Precision agronomy has been around for some time and many farmers have adopted it to become more accurate in their fertiliser application, among other things. As we look ahead at 2021 and beyond, this approach is going to become something that all farmers take on if they want to remain economically viable.
The agriculture industry has rarely been hit by so much change all at once, but change often breeds opportunity, especially for savvy farmers who can spot them. We finally have a Brexit deal and from a fertiliser market perspective, this means that UK farmers will still benefit from a competitive market as tariffs won’t be applied to imported product.

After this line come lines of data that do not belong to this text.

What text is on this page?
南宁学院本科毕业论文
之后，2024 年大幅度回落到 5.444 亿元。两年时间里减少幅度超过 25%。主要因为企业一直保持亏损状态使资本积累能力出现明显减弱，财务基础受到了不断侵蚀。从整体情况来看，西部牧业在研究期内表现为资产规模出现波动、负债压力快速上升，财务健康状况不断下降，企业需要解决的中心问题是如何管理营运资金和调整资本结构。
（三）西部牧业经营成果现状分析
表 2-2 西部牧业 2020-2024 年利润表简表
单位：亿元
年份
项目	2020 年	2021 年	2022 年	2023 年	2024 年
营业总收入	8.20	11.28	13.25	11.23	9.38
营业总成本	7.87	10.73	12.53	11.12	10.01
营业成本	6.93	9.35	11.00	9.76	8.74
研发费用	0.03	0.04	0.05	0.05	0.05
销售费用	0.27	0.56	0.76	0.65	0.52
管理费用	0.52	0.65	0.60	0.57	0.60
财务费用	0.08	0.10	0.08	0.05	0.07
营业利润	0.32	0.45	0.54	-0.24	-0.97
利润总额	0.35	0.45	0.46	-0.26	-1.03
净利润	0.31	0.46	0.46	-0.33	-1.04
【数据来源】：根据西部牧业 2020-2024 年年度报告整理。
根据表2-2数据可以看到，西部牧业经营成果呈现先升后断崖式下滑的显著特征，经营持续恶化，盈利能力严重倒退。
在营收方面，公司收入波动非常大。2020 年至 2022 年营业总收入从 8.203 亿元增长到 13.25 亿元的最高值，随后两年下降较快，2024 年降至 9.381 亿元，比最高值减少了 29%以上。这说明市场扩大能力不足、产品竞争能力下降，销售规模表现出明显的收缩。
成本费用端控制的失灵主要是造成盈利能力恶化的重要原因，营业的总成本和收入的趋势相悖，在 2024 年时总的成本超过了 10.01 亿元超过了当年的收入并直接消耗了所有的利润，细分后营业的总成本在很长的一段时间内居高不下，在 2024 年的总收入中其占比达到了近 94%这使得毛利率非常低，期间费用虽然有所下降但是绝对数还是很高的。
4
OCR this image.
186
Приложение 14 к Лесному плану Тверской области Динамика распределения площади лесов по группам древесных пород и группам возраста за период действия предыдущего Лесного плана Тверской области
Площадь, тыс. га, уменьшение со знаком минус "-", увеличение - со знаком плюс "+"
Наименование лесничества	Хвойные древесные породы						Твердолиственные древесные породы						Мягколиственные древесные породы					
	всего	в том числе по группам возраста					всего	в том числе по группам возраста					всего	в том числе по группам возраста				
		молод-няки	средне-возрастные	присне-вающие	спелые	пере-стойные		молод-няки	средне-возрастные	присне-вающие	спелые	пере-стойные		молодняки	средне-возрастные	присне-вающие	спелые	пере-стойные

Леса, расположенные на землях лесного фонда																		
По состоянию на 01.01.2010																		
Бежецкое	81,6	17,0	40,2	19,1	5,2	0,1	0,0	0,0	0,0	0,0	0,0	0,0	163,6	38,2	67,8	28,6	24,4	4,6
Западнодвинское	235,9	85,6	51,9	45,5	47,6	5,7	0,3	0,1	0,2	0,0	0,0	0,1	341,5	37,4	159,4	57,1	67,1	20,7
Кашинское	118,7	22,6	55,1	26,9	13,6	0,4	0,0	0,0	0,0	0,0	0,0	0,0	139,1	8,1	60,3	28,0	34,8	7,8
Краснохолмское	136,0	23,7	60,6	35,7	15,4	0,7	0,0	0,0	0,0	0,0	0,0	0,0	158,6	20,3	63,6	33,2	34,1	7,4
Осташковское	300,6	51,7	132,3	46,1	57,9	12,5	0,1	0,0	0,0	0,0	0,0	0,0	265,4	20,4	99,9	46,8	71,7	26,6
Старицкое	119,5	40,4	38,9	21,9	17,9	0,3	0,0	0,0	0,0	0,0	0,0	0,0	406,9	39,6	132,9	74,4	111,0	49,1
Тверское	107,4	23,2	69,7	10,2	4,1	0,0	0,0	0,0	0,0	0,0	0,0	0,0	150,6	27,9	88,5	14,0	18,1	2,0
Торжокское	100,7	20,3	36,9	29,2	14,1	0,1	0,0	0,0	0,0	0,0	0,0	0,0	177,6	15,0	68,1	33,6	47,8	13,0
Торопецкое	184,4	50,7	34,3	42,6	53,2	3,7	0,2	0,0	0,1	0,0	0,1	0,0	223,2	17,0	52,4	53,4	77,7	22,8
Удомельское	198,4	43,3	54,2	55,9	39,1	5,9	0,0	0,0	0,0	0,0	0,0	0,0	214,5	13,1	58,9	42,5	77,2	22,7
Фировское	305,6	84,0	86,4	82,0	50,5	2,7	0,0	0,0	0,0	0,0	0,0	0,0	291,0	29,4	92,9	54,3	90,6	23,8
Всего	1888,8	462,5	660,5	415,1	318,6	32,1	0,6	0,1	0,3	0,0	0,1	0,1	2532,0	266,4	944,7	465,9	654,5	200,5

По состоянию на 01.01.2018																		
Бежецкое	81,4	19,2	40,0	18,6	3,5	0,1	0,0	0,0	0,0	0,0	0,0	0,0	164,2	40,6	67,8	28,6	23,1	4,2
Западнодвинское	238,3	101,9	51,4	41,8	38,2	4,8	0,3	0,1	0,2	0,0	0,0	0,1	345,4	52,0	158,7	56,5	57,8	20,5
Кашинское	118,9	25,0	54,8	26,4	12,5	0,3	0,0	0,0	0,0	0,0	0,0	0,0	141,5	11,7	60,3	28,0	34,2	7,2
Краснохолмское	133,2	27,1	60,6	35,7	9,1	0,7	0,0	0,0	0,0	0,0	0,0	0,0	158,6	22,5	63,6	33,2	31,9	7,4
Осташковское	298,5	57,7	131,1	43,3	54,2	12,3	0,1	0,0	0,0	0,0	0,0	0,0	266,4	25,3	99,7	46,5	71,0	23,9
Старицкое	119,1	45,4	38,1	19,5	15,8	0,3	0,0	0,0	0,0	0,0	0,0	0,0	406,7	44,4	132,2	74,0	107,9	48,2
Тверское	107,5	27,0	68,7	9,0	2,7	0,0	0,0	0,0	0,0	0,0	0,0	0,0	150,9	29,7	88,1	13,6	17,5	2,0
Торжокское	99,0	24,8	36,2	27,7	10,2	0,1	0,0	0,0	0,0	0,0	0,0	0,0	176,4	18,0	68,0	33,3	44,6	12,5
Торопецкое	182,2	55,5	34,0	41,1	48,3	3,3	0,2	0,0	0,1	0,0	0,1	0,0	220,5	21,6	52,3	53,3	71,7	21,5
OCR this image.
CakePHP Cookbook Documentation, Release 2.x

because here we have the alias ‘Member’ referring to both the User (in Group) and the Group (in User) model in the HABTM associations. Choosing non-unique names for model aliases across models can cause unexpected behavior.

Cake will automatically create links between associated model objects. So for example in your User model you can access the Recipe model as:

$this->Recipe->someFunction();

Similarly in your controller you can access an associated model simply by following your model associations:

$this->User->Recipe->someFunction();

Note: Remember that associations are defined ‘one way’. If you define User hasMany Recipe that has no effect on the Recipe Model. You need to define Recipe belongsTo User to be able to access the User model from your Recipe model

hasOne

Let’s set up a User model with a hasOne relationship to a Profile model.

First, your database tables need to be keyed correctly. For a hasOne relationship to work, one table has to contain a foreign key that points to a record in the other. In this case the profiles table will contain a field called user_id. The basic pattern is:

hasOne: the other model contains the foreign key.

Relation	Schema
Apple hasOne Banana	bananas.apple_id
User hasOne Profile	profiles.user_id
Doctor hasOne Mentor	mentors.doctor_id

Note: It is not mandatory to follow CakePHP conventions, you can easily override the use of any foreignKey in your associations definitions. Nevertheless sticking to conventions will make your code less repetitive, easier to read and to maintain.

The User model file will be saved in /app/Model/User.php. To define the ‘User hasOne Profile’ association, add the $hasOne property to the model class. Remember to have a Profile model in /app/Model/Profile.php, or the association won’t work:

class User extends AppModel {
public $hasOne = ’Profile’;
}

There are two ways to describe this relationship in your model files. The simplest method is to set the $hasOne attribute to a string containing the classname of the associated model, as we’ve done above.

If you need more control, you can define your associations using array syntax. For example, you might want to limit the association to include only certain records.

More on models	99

But Brexit will also bring an end to the basic payment scheme, pushing farmers to explore how they can do more, with less. At the same time, the industry faces pressure to adopt more sustainable farming practices.
There are opportunities for farmers to explore such as the proposed Environmental Land Management Scheme (ELMS) which is currently going through a pilot phase ready for a 2024 roll-out. Ultimately, ELMS seeks to pay farmers for delivering on environmental priorities such as a reduction in emissions, cleaner water and environmental hazard protection.
To navigate their way through these challenges and take advantage of new opportunities it is becoming more important than ever to adopt precision agronomy practices. Accuracy in land management will help farmers increase productivity, decrease costs, maximise profitability and protect the environment.
Fertiliser can present a conundrum for farmers. There is no arguing that nitrogen fertiliser plays a key role in enhancing food production to feed a growing global population. But overuse leads to soil, air and water pollution, not to mention leaving a dent in your bank balance. There’s a balance to be struck and as Natalie Wood, Country Agronomist Arable at Yara, says: “Farmers will have to increase their efficiency by doing more with less. The key to this is precision agronomy.”